Dari sini dapat dikatakan bahwa al-Quran memperkenalkan adanya penyakit-penyakit yang menimpa hati dan yang menimpa akal.
Penyakit-penyakit
akal yang disebabkan bentuk berlebihan adalah semacam
kelicikan, sedangkan yang bentuknya karena kekurangan adalah
ketidaktahuan akibat kurangnya pendidikan. Ketidaktahuan ini dapat
bersifat tunggal maupun ganda. Seseorang yang tidak tahu
serta tidak menyadari ketidaktahuannya pada hakikatnya menderita
penyakit akal-ganda (jâhil murakkab).
Penyakit
akal berupa ketidaktahuan mengantarkan penderitanya pada keraguan dan
kebimbangan. Penyakit-penyakit kejiwaan pun beraneka ragam
dan bertingkat-tingkat. Sikap angkuh, benci, dendam, fanatisme,
loba, dan kikir yang antara lain disebabkan karena bentuk
keberlebihan seseorang. Sedangkan rasa takut, cemas,
pesimisme, rendah diri dan lain-lain adalah karena
kekurangannya.
Yang
akan memperoleh keberuntungan di hari kemudian adalah mereka yang
terbebas dari penyakit-penyakit tersebut, seperti bunyi firman Allah:
يَوْمَ لَا يَنْفَعُ مَالٌ وَلَا بَنُونَ(88) إِلَّا مَنْ أَتَى اللَّهَ بِقَلْبٍ سَلِيمٍ(89)

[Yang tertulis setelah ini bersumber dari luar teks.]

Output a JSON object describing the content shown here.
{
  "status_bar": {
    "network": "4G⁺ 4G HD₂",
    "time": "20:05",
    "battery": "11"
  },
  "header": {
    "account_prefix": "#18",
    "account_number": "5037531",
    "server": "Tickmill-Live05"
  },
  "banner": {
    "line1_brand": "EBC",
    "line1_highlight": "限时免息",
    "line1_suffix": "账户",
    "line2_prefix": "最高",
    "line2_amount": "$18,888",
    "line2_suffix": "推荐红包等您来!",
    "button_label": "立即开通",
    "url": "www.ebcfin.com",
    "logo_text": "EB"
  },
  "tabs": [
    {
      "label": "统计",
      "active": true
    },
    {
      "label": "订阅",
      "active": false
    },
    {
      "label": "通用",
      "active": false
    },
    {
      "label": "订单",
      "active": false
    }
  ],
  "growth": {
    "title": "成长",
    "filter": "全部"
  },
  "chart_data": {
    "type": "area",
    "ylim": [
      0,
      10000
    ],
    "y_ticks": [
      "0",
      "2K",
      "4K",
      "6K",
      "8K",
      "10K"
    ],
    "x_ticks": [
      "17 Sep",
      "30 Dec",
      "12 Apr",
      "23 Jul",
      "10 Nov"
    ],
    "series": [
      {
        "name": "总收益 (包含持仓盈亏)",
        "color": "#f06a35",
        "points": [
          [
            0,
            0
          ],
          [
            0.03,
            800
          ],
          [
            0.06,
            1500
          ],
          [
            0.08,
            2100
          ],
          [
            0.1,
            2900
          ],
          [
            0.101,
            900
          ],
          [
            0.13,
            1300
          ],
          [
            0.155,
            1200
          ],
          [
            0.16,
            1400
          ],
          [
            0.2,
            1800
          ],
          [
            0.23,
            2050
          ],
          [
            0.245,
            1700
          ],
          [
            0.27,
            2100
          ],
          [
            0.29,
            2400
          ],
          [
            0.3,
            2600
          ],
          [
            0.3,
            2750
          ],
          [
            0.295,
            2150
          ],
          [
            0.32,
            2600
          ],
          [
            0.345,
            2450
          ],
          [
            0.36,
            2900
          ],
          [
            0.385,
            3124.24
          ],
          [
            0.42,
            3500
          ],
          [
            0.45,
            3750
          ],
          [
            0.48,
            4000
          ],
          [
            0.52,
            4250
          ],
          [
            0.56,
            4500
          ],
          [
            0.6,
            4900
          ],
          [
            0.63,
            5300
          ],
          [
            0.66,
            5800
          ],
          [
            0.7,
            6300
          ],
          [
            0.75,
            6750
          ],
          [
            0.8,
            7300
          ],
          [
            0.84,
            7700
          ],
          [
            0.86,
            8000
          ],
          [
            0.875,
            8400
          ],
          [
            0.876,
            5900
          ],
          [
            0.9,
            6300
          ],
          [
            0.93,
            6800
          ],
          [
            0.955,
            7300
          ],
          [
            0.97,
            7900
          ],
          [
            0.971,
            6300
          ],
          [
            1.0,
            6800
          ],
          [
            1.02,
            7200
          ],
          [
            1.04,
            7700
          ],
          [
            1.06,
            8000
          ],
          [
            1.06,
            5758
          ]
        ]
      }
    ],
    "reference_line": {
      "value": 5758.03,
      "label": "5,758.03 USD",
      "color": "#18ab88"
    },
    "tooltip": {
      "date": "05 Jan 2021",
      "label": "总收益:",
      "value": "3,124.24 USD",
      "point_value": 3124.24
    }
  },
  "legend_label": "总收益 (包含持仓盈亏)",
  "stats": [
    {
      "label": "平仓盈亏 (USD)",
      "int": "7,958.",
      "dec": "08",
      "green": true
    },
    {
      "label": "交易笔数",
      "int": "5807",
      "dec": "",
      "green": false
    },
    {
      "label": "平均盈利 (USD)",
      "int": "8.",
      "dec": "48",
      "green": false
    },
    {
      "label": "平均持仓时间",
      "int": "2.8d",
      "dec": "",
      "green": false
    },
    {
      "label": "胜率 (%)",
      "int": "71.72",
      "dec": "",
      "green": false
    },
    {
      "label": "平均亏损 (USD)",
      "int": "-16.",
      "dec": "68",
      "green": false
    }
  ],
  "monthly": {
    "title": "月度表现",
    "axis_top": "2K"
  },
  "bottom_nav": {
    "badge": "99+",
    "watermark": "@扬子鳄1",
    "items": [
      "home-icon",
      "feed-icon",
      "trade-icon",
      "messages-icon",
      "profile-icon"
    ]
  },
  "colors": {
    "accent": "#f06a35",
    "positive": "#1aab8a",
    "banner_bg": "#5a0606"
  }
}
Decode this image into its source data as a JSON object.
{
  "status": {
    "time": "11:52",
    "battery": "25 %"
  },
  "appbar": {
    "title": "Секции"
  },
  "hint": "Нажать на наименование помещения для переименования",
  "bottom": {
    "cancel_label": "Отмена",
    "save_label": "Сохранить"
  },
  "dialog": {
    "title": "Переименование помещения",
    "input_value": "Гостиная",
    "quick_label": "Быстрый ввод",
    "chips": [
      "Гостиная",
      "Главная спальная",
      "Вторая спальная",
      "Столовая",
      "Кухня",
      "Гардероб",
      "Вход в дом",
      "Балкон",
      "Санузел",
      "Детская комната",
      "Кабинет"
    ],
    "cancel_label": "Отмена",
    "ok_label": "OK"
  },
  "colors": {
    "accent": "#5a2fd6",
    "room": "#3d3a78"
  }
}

"(Yaitu) di hari harta dan anak-anak laki-laki tidak berguna, kecuali orang-orang yang menghadap Allah dengan hati yang bersih." (QS. Al-Syu’arâ’ [26]: 88-89)
Islam
mendorong manusia, agar memiliki hati (qalb) yang sehat dari segala
macam penyakit adalah dengan jalan bertobat, dan mendekatkan diri
kepada Tuhan (Allah). Karena itulah Allah berfirman:
الَّذِينَ ءَامَنُوا وَتَطْمَئِنُّ قُلُوبُهُمْ بِذِكْرِ اللَّهِ أَلَا بِذِكْرِ اللَّهِ تَطْمَئِنُّ الْقُلُوبُ
"(yaitu)
orang-orang yang beriman dan hati mereka menjadi tenteram dengan
mengingat Allah. Ingatlah, hanya dengan mengingati Allah-lah hati
menjadi tenteram." (QS al-Ra’d [13]: 28).
Itulah sebagian tuntunan al-Quran dan Sunnah Nabi Saw. tentang kesehatan.